#meta learning# #gradient computation error# RuntimeError: one of the variables needed for gradient computation has been modified by an inplace operation

jsktt01 · June 5, 2023, 1:54pm

I’m training the DL model under the MAML framework. But there is an error:

RuntimeError: one of the variables needed for gradient computation has been modified by an inplace operation: [torch.cuda.FloatTensor [512, 1]], which is output 0 of AsStridedBackward0, is at version 4; expected version 3 instead. Hint: the backtrace further above shows the operation that failed to compute its gradient. The variable in question was changed in there or anywhere later. Good luck!
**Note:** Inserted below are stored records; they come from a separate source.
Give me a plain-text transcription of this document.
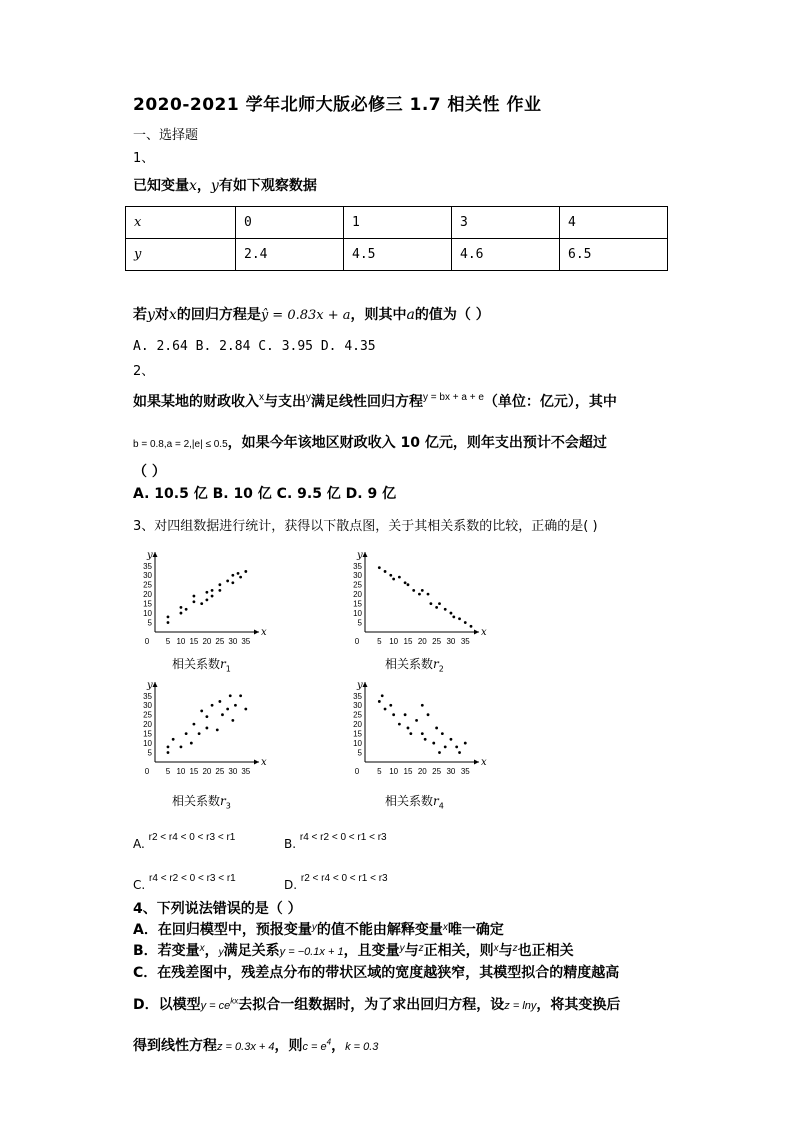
2020-2021 学年北师大版必修三 1.7 相关性 作业
一、选择题
1、
已知变量x，y有如下观察数据
x	0	1	3	4
y	2.4	4.5	4.6	6.5
若y对x的回归方程是ŷ = 0.83x + a，则其中a的值为（ ）
A. 2.64 B. 2.84 C. 3.95 D. 4.35
2、
如果某地的财政收入$^x$与支出$^y$满足线性回归方程$^{y = bx + a + e}$（单位：亿元），其中
b = 0.8,a = 2,|e| ≤ 0.5，如果今年该地区财政收入 10 亿元，则年支出预计不会超过
（ ）
A. 10.5 亿 B. 10 亿 C. 9.5 亿 D. 9 亿
3、对四组数据进行统计，获得以下散点图，关于其相关系数的比较，正确的是( )
y
x
35
30
25
20
15
10
5
0 5 10 15 20 25 30 35
y
x
35
30
25
20
15
10
5
0 5 10 15 20 25 30 35
y
x
35
30
25
20
15
10
5
0 5 10 15 20 25 30 35
y
x
35
30
25
20
15
10
5
0 5 10 15 20 25 30 35
相关系数$r_1$	相关系数$r_2$
相关系数$r_3$	相关系数$r_4$
A. $^{r2 < r4 < 0 < r3 < r1}$	B. $^{r4 < r2 < 0 < r1 < r3}$
C. $^{r4 < r2 < 0 < r3 < r1}$	D. $^{r2 < r4 < 0 < r1 < r3}$
4、下列说法错误的是（ ）
A．在回归模型中，预报变量$^y$的值不能由解释变量$^x$唯一确定
B．若变量$^x$，y满足关系y = −0.1x + 1，且变量$^y$与$^z$正相关，则$^x$与$^z$也正相关
C．在残差图中，残差点分布的带状区域的宽度越狭窄，其模型拟合的精度越高
D．以模型$y = ce^{kx}$去拟合一组数据时，为了求出回归方程，设z = lny，将其变换后
得到线性方程z = 0.3x + 4，则$c = e^4$，k = 0.3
The simple version of MAML framework is:

weights_original = deepcopy(model.state_dict())
output_support = model(input_support)
optimizer.zero_grad()
loss = criterion(output, gt_support)
loss.backward()
optimizer.step()

optimizer.zero_grad()
output_query = model(input_query)
loss = criterion(output, gt_query)
# to calculate gradients w.r.t. the initial params and update the initial params.
model.load_state_dict({name: weights_original[name] for name in weights_original})
loss.backward()
optimizer.step()

And for easier debugging, I use a simple model as:

class Model(nn.Module):
    def __init__(self, config):
        super(Model, self).__init__()
        self.transformer_encoder = torch.nn.Linear(512, 512)
        self.transformer_decoder = torch.nn.Linear(512, 512)
    def forward(self, input):
        output = self.transformer_encoder(input)
        output = self.transformer_decoder(output)
        return output

When I dive into the bug, finding that if the model consists of one module, e.g. the encoder or decoder, the error disappears. But if the model include both encoder and decoder, the bug re-appears. Does anyone know the solution? THANK YOU!

ptrblck · June 5, 2023, 4:29pm

Loading the state_dict will manipulate the parameters inplace and will cause the failure:

model.load_state_dict({name: weights_original[name] for name in weights_original})
loss.backward()

Changing the parameters before calling the backward operation will make the forward activations stale and would otherwise compute wrong gradients.

This post explains the issue in more detail for a GAN training, which has however the same root cause of creating stale forward activations.

jsktt01 · June 6, 2023, 2:25am

Thanks for your reply. Actually, I need the model.load_state_dict operation to calculate gradients w.r.t. the initial parameters due to the mechanism of MAML.
Yes, in fact when I remove the model.load_state_dict it works fine. But if the model has one module, such as the encoder defined above, it also works fine when calling model.load_state_dict. And there is one public source code (line 156) that has the similar operation. When I unwrap the code in line 150, it basically has the same pipeline as the above MAML framework.